Joe Holladay
Joe Holladay

Player Profile
Position:
Assistant Coach

Experience:
6th year

Joe Holladay is in his fifth year as an assistant coach with the Tar Heels and his 15th as a member of Roy Williams' coaching staff. He has a combined record of 418-101 (.805) on the bench with Williams.

Carolina won the 2007 Atlantic Coast Conference Tournament after also capturing a share of the conference regular season title. It was the eighth time Holladay's teams have finished first in the conference race.
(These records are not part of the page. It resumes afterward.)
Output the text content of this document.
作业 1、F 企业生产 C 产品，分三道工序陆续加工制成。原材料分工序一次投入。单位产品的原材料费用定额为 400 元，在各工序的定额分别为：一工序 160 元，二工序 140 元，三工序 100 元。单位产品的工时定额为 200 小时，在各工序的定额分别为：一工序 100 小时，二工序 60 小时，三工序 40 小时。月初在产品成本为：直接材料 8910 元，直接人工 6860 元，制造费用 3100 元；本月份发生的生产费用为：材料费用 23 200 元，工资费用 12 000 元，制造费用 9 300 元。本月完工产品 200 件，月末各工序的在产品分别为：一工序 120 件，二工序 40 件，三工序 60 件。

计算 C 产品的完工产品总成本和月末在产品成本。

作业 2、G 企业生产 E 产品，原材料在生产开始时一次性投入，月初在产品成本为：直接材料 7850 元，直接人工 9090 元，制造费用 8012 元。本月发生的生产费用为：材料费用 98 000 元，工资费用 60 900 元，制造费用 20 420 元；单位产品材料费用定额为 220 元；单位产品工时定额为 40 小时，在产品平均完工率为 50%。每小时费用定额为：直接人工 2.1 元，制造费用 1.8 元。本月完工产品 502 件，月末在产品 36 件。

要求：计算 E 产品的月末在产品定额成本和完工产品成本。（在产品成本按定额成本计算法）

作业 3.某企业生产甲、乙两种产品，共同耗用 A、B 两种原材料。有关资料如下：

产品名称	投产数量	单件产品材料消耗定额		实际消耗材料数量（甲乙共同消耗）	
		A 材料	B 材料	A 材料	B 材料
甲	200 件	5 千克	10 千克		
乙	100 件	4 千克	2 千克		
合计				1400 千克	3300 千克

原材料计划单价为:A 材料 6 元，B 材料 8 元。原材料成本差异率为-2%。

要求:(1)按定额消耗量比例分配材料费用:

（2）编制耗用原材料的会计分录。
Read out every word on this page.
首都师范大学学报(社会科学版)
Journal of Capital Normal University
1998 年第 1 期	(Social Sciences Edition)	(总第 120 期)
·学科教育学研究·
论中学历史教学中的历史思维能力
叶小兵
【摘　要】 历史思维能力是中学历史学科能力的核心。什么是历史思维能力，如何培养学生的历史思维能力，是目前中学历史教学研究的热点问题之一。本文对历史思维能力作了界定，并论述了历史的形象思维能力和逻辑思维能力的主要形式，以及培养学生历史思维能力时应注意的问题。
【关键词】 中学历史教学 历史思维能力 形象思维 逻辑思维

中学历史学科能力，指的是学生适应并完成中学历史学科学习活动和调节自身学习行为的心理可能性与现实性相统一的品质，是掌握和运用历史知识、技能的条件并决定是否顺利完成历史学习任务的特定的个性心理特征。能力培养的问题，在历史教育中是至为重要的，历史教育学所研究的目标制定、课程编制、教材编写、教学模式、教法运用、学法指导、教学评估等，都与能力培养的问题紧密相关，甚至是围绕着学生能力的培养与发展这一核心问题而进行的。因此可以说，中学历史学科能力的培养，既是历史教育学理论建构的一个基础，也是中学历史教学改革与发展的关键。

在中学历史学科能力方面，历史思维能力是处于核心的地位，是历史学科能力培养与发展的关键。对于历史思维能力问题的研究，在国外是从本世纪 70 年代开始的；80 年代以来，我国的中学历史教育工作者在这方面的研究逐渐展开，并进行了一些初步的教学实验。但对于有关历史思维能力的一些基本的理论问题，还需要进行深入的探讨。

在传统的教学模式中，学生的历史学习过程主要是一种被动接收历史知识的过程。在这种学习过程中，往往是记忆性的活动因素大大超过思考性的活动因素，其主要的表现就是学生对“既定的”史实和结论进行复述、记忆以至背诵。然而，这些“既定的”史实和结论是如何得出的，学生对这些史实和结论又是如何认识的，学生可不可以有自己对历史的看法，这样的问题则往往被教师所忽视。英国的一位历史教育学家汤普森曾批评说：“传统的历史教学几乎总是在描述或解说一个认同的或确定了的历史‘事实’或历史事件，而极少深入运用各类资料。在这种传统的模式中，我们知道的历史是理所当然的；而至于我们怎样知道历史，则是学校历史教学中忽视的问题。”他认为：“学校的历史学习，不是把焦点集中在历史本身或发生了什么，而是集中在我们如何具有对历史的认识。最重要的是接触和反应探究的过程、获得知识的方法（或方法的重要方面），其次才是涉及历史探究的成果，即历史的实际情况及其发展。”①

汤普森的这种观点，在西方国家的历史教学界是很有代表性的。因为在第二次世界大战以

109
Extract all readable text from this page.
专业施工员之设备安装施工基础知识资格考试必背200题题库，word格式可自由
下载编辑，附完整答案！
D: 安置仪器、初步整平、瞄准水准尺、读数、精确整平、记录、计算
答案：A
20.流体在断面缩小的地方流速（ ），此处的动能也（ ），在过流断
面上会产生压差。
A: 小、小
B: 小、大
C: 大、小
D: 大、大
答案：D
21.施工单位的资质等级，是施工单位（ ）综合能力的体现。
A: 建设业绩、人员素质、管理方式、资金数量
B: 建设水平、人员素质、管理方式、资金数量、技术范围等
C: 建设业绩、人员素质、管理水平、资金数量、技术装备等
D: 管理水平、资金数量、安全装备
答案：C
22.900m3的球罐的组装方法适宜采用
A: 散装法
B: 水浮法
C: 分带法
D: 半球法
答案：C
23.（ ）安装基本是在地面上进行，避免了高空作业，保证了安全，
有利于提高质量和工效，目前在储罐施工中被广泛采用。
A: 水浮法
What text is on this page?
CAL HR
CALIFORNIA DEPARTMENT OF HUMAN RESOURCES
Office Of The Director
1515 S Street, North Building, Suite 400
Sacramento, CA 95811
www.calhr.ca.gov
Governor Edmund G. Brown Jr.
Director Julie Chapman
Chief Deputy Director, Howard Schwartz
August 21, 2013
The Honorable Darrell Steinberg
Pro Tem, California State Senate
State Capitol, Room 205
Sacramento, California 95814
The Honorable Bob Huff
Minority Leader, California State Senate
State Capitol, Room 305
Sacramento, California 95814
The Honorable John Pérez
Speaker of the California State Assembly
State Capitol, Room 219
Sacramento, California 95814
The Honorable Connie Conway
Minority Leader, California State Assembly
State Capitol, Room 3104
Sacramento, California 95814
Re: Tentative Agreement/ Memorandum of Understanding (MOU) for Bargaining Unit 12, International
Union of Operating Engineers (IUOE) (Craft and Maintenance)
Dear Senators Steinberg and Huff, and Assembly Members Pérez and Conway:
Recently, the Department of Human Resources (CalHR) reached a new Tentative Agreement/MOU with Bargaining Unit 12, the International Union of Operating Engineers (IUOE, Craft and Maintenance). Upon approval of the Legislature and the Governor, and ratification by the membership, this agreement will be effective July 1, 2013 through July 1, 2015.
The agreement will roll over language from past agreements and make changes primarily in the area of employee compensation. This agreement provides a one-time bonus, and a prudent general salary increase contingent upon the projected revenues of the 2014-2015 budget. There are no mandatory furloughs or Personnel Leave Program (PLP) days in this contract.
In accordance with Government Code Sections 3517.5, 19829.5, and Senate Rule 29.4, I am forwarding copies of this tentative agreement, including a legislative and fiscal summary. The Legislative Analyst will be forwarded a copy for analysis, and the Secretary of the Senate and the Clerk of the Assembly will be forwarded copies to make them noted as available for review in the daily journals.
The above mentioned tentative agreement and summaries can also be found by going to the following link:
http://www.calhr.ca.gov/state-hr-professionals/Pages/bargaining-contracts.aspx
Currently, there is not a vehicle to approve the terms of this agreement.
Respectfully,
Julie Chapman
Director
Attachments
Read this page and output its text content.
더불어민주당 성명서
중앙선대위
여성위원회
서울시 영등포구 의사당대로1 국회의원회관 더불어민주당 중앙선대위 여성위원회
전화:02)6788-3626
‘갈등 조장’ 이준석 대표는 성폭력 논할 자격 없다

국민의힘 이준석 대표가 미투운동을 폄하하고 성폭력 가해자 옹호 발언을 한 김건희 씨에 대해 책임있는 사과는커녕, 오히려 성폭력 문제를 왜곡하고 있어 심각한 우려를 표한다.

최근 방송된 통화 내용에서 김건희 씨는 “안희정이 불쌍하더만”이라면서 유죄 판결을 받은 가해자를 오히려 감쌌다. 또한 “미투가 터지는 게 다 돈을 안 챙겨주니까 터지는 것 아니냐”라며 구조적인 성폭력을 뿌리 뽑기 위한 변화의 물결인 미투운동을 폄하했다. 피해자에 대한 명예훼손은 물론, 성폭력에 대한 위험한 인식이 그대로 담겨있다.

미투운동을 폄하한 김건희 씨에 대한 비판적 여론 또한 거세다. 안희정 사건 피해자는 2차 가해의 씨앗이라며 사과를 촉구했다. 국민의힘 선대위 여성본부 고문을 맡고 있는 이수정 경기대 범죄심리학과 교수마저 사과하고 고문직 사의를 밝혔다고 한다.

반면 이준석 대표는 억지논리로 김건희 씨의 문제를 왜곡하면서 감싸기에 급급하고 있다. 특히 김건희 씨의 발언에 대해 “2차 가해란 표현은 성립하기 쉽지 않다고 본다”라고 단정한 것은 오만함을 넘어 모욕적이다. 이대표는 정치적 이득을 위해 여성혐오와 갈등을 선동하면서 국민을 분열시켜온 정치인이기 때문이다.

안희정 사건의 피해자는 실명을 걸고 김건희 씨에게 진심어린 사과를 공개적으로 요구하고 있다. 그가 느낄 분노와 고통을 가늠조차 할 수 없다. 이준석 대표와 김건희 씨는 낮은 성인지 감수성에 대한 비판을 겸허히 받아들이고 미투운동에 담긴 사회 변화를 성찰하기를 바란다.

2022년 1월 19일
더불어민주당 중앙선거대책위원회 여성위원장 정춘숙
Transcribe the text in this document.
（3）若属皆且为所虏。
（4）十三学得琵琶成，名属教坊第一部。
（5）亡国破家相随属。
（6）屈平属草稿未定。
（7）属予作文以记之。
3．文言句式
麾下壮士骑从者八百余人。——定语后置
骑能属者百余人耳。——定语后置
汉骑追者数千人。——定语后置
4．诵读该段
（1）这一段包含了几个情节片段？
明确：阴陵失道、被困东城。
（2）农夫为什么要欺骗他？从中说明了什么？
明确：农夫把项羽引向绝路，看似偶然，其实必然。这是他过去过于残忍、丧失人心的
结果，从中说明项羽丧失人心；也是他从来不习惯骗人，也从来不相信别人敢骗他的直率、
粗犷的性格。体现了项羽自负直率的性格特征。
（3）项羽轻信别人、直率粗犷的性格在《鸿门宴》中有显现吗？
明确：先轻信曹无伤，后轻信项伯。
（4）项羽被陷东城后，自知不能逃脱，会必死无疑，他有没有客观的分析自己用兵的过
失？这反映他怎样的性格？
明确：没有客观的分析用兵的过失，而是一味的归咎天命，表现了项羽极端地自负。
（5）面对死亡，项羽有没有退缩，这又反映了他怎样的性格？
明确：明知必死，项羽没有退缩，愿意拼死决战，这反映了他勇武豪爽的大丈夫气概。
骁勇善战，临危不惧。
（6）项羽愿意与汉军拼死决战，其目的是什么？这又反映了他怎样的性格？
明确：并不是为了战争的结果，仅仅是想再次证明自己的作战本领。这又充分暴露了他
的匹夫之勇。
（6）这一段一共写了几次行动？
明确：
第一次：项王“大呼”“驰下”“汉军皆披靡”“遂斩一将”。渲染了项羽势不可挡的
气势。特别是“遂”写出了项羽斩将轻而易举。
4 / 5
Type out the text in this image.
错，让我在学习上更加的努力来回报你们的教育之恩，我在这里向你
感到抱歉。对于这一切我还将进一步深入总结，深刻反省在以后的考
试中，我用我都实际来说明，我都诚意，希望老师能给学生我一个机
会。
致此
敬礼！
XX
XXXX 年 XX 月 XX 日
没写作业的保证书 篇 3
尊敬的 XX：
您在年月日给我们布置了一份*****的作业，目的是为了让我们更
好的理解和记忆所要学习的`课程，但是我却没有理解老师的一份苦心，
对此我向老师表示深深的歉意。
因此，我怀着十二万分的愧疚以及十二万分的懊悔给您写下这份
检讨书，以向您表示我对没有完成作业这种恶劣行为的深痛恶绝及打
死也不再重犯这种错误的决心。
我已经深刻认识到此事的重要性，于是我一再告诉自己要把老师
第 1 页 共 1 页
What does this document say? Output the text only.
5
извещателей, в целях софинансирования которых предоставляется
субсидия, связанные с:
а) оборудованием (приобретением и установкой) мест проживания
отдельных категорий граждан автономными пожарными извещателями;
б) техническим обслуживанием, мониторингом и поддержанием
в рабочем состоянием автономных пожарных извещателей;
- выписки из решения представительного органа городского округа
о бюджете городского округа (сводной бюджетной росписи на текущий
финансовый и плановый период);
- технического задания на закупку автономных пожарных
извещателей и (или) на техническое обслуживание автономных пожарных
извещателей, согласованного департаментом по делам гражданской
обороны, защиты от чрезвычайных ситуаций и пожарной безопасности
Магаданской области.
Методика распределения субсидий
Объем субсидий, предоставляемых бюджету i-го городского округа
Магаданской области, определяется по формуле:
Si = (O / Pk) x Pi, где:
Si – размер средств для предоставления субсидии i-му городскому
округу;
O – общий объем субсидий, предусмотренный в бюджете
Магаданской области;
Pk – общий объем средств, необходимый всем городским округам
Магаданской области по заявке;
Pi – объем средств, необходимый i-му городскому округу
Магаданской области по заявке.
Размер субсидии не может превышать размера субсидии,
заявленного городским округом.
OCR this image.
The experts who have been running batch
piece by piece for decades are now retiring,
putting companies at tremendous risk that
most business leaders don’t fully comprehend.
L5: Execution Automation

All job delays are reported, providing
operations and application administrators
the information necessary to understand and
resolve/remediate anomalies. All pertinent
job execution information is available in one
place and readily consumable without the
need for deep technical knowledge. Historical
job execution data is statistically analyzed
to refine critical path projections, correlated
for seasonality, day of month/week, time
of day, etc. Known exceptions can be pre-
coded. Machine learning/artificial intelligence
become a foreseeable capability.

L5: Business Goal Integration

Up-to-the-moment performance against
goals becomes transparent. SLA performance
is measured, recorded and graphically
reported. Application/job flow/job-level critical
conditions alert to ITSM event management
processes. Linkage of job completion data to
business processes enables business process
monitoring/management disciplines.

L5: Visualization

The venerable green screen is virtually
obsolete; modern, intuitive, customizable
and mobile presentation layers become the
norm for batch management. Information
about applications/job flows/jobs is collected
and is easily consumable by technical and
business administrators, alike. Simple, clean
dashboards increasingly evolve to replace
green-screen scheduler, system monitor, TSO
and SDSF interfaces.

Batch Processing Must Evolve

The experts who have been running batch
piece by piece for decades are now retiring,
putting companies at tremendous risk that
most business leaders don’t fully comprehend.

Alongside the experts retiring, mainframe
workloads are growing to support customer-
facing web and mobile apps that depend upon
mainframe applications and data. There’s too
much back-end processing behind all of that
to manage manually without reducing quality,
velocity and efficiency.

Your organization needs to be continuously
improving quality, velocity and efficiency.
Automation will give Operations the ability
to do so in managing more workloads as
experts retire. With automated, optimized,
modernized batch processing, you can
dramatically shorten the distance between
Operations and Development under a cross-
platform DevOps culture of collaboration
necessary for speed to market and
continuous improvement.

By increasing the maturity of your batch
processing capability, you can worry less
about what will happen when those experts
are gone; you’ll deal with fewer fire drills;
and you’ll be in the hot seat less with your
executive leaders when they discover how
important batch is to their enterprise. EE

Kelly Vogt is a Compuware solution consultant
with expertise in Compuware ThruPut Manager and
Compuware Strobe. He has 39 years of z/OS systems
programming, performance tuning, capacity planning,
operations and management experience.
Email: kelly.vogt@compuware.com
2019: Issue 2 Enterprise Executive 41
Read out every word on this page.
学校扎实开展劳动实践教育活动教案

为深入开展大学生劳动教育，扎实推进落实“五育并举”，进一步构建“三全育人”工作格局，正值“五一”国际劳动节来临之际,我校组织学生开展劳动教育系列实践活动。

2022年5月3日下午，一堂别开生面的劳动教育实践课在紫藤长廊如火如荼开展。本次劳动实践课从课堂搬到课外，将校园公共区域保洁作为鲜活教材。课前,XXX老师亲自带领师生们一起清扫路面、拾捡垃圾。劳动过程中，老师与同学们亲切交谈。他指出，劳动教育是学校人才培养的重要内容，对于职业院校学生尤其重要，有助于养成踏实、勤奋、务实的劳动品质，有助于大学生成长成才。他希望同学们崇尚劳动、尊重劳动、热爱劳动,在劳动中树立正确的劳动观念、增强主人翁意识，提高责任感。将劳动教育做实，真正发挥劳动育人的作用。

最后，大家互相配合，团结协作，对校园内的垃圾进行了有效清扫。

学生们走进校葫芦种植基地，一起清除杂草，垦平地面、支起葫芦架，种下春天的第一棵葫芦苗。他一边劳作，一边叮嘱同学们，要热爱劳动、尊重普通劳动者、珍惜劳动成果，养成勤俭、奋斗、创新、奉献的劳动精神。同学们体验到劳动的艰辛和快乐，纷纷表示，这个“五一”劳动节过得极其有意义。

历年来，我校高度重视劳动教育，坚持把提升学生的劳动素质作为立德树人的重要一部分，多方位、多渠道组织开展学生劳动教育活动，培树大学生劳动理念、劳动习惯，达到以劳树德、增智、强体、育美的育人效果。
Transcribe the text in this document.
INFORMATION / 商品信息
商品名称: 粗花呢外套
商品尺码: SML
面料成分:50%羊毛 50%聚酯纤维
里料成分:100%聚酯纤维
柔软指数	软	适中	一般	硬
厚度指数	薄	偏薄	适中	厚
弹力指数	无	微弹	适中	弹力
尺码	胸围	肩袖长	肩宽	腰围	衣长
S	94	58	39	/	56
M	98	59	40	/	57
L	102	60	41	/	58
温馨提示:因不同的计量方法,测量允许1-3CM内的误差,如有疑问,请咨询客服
In 2005-06, the Tar Heels posted a pair of Top-10 road wins at Duke and Kentucky and finished second in the ACC, despite having the most inexperienced team in school history. The surprise success earned Williams ACC and national coaching honors.

The Tar Heels won the 2004-05 ACC regular-season title and the NCAA championship, marking the third time in four years Holladay was a member of a Final Four squad. The Tar Heels were No. 1 in the nation in scoring, assists and scoring margin, fifth in field goal percentage and eighth in rebounding.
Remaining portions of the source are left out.